Where should we turn for exemplars of turning the tide of diminished achievement? Barone points to several examples, including imprisonment and warfare, which are more Straw Men for his argument than indicators of success. The first example concerns the decrease in violent crimes in proportion with the increase of incarcerations. In a longitudinal analysis of crime, punishment, and their connection, Barone insists that crime increased as we Softened sentencing laws and decreased since we Hardened them.
So, increase the prison population to reduce crime—is it really that simple? Then what accounts for wild increases in violent and property crimes between 1960 and 1980, which do not entirely correlate with the prison population changes, as incarceration numbers also increased during that period? In addition, what explains the incongruous aggregates: the prison-to-general-population ratio skyrocketed from 1:842 in 1960 to 1:211 in 2000, but the crime rate also skyrocketed 118.6 percent during the same period?
The second example discusses American troop casualties in various military campaigns. Barone suggests that the large numbers of American dead in the Korea War (36,574) and Vietnam War (58,209) resulted in part from a Soft stance regarding clear military objectives and a lack of political resolve, while the 1990-1991 Persian Gulf War (382 dead), Operation Enduring Freedom in Afghanistan (158 dead since 2001), and the Operation Iraqi Freedom (over 1,500 dead since 2003) are prototypes for Hard action. Needless to say, when Barone wrote this book, Iraq might have seemed a rosier picture than it currently is. Yet one would have to wonder how he would compare these campaigns to those of 30 and 50 years earlier, whose scopes were vastly different. Also noteworthy for its omission are World War II casualties (405,399 dead), presumably because the causality rates for this Hard military engagement are consistent with his theory.

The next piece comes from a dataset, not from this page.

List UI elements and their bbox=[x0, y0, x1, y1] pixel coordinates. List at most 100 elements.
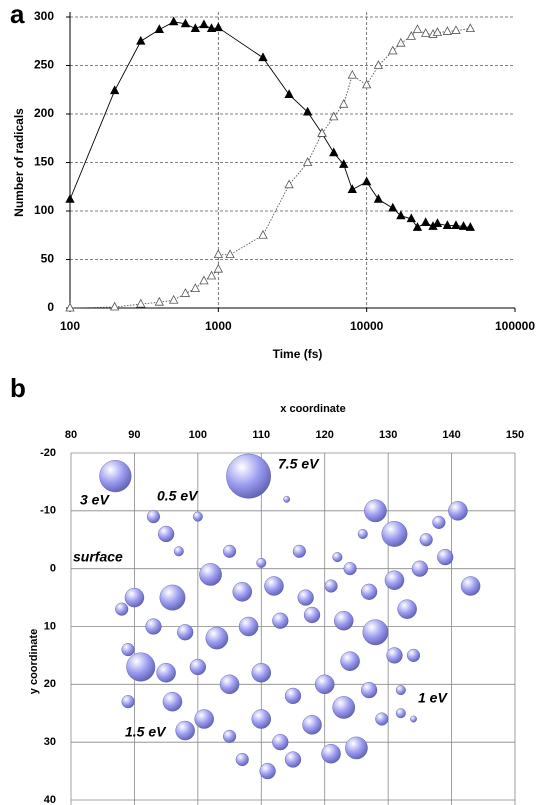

So What About Schools?Where do these faulty premises take the reader when transitioning to America’s K-12 schools? In one misstep, Barone never adequately addresses connection between the reality of failing children and the successes, overrated though they often are, of American adults. Indeed, he spills quite a bit of ink in rehashing spectacular adult failures, such as the losing battle of the Big Three automakers against foreign competition and the impotence of government and law enforcement against Detroit rioters in 1967. Soft or Hard, adults have failed as much as children, if not more. In another error of omission, he excludes the contribution of immigrant adults working in technical and scientific fields who used their foreign education to benefit the United States.
For two reasons, however, I found it easy to finish this book. First, Barone captures the imagination with references to fine literature, even when they are not always apt, to wit his inclusion of If I Die in a Combat Zone by Tim O’Brien. Second, he often occasionally offers helpful summations which acknowledge the complexity of the issues he raises:
Hardening public-sector institutions is more difficult than Hardening private-sector institutions; a corporation cannot ignore a failure to make profits, while a public-sector institution can ignore a failure to achieve results for a very long time indeed as long as revenues keep flowing in.
Thus, read
Hard America, Soft America not necessarily for insights on education policy, but for its sweep and swing.